Pré-produção do estudo do meio em Cananéia e Ilha Comprida

Uma das atividades realizadas durante a preparação da viagem para Cananéia e Ilha Comprida colocou em pauta as técnicas para registrar o trabalho de campo através de textos e imagens, durante a sessão do dia 27 de junho de 2009, na disciplina Didática do Ensino Superior. A seqüência didática proposta nessa etapa de preparação voltou-se para atividades de leitura e análise de passagens dos diários de campo de viajantes de diferentes épocas e lugares.
Trechos do diário de B. Malinovisk sobre sua viagem às ilhas Trobriand (Pacífico Sul), relatos de viagem produzidos por naturalistas e etnólogos alemães, como Karl von den Stein, que redescobriram o Brasil no final do sec. XIX e início do sec. XX, diários de campo como os de B. Ribeiro e E. Galvão, que originaram etnografias clássicas produzidas em outros momentos de reinvenção das paisagens brasileiras, principalmente nos anos 1940 e 1950, e descrições etnográficas sobre populações indígenas do Alto Xingu (MT), como histórias e "causos" narrados pelos irmãos Villas-Bôas e narrativas indígenas, que circularam recentemente através do impresso, da televisão ou da internet, foram comparados a partir das seguintes questões: o que é registrado pelos viajantes que escreveram esses diários? O que ressalta aos olhos desses observadores? Quais aspectos ou características das populações nativas são descritas? De que forma ou através de que técnicas eles produziram esses registros? De que modo seus escritos são divulgados? Para qual público leitor? Quais as técnicas utilizadas na produção das imagens que acompanham as anotações nesses diários? De que forma textos e imagens apresentam aos leitores paisagens, modos de vida, objetos de cultura material e grafismos?
À leitura e comparação desses materiais, seguiu-se a análise de conceitos estéticos utilizados na composição das etnografias, destacando-se algumas figuras de pensamento e linguagem que são recorrentes nessas descrições etnográficas. (tropo, personificação ou prosopopéia, metáfora, metonímia, sinédoque e outras) e as técnicas utilizadas na produção de imagens (fotografias e ilustrações). As relações de identidade e alteridade são projetadas em imagens construídas através dessas narrativas, e modos de vida e culturas nativos são definidos a partir da ausência de certas instituições ou negação de determinados traços culturais ocidentais.
A maioria das descrições etnográficas analisadas têm como cenário a região do Alto Xingu (T.I. Xingu, MT) situada na Amazônia Legal. Além de Mato Grosso, essa área abrange outros estados brasileiros (Tocantins, Rondônia, Acre, Amazonas, Roraima, Amapá, Maranhão e Pará) situados na Bacia Amazônica. Essa área engloba grande diversidade de paisagens, ecossistemas e populações tradicionais.

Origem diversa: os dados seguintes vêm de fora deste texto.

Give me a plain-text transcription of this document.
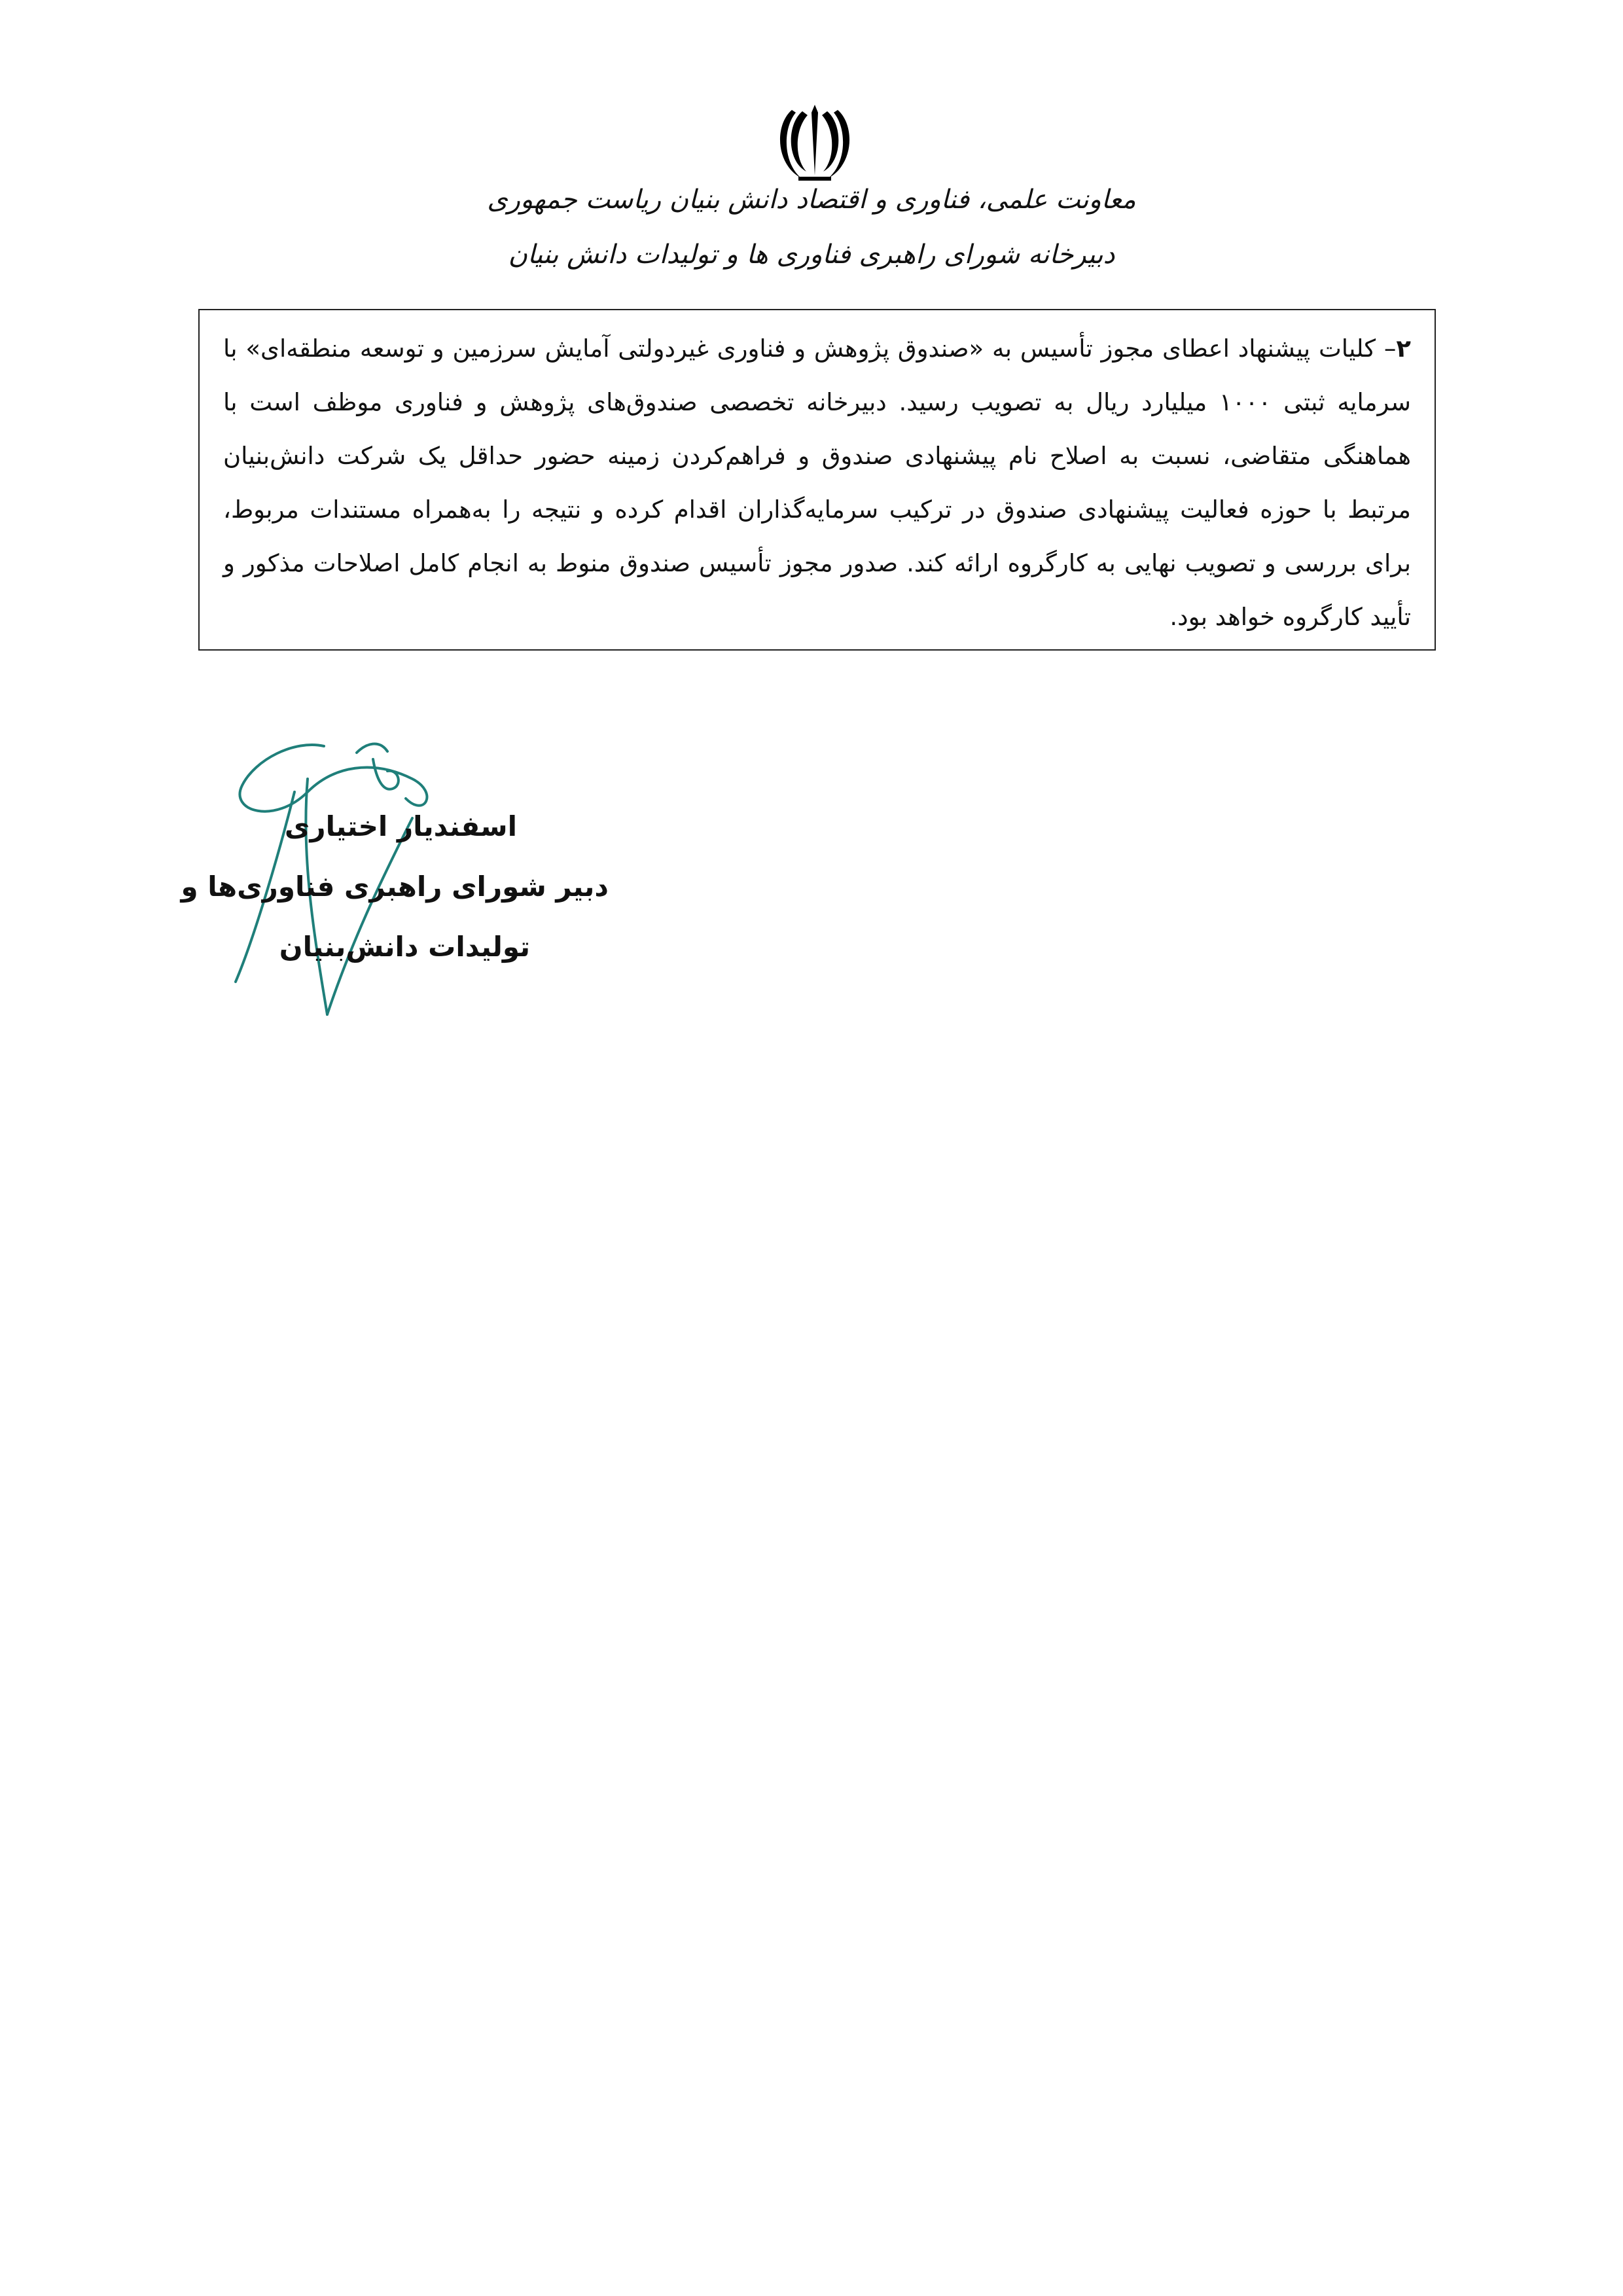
معاونت علمی، فناوری و اقتصاد دانش بنیان ریاست جمهوری
دبیرخانه شورای راهبری فناوری ها و تولیدات دانش بنیان

۲– کلیات پیشنهاد اعطای مجوز تأسیس به «صندوق پژوهش و فناوری غیردولتی آمایش سرزمین و توسعه منطقه‌ای» با سرمایه ثبتی ۱۰۰۰ میلیارد ریال به تصویب رسید. دبیرخانه تخصصی صندوق‌های پژوهش و فناوری موظف است با هماهنگی متقاضی، نسبت به اصلاح نام پیشنهادی صندوق و فراهم‌کردن زمینه حضور حداقل یک شرکت دانش‌بنیان مرتبط با حوزه فعالیت پیشنهادی صندوق در ترکیب سرمایه‌گذاران اقدام کرده و نتیجه را به‌همراه مستندات مربوط، برای بررسی و تصویب نهایی به کارگروه ارائه کند. صدور مجوز تأسیس صندوق منوط به انجام کامل اصلاحات مذکور و تأیید کارگروه خواهد بود.

اسفندیار اختیاری
دبیر شورای راهبری فناوری‌ها و
تولیدات دانش‌بنیان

Para saber mais sobre a região da Amazônia Legal, consulte o verbete da Wikipédia http://pt.wikipedia.org/wiki/Amaz%C3%B4nia_Legal, ou navegue pelo portal http://www.amazonialegal.org.br/.
Veja também os mapas temáticos do Diagnóstico Ambiental da Amazônia Legal no site do IBGE http://mapas.ibge.gov.br/amazonia/viewer.htm.


A área conhecida como Amazônia Legal não é recortada por um imperativo geográfico, mas por um conceito político: trata-se de um dispositivo jurídico criado para orientar as políticas públicas desenvolvidas na região amazônica. Nesse cenário, deparamo-nos com questões sócio-culturais e econômicas que afetam as populações tradicionais (indígenas, quilombolas, ribeirinhos, caiçaras) e outros grupos amazônicos, cuja repercussão nas políticas públicas voltadas para outras regiões do país, tal como o sudeste onde existe trechos preservados da Mata Atlântica ou o cerrado mineiro, é notável. Tais questões interessam a toda a sociedade brasileira e têm implicações para as pesquisas arqueológicas e antropológicas.
A região do Alto Xingu descrita por Karl Von dein Stein, Eduardo Galvão, Berta Ribeiro, Cláudio e Orlando Villas-Bôas pode ser localizada através de coordenadas geográficas, mas é também uma área etnográfica definida a partir de algumas características sobre destacadas por esses viajantes em suas etnografias. A paisagem exuberante dessa região de transição entre o cerrado e a floresta amazônica no norte do Mato Grosso é cenário de uma sociedade regional, na qual os grupos étnicos compartilham determinados valores e práticas como parentesco e organização social, padrões de assentamento, regime alimentar, sistema cerimonial, especialização comercial, mitologia, modelos cosmológicos, e cujos registros arqueológicos permitem traçar sua história na longa duração.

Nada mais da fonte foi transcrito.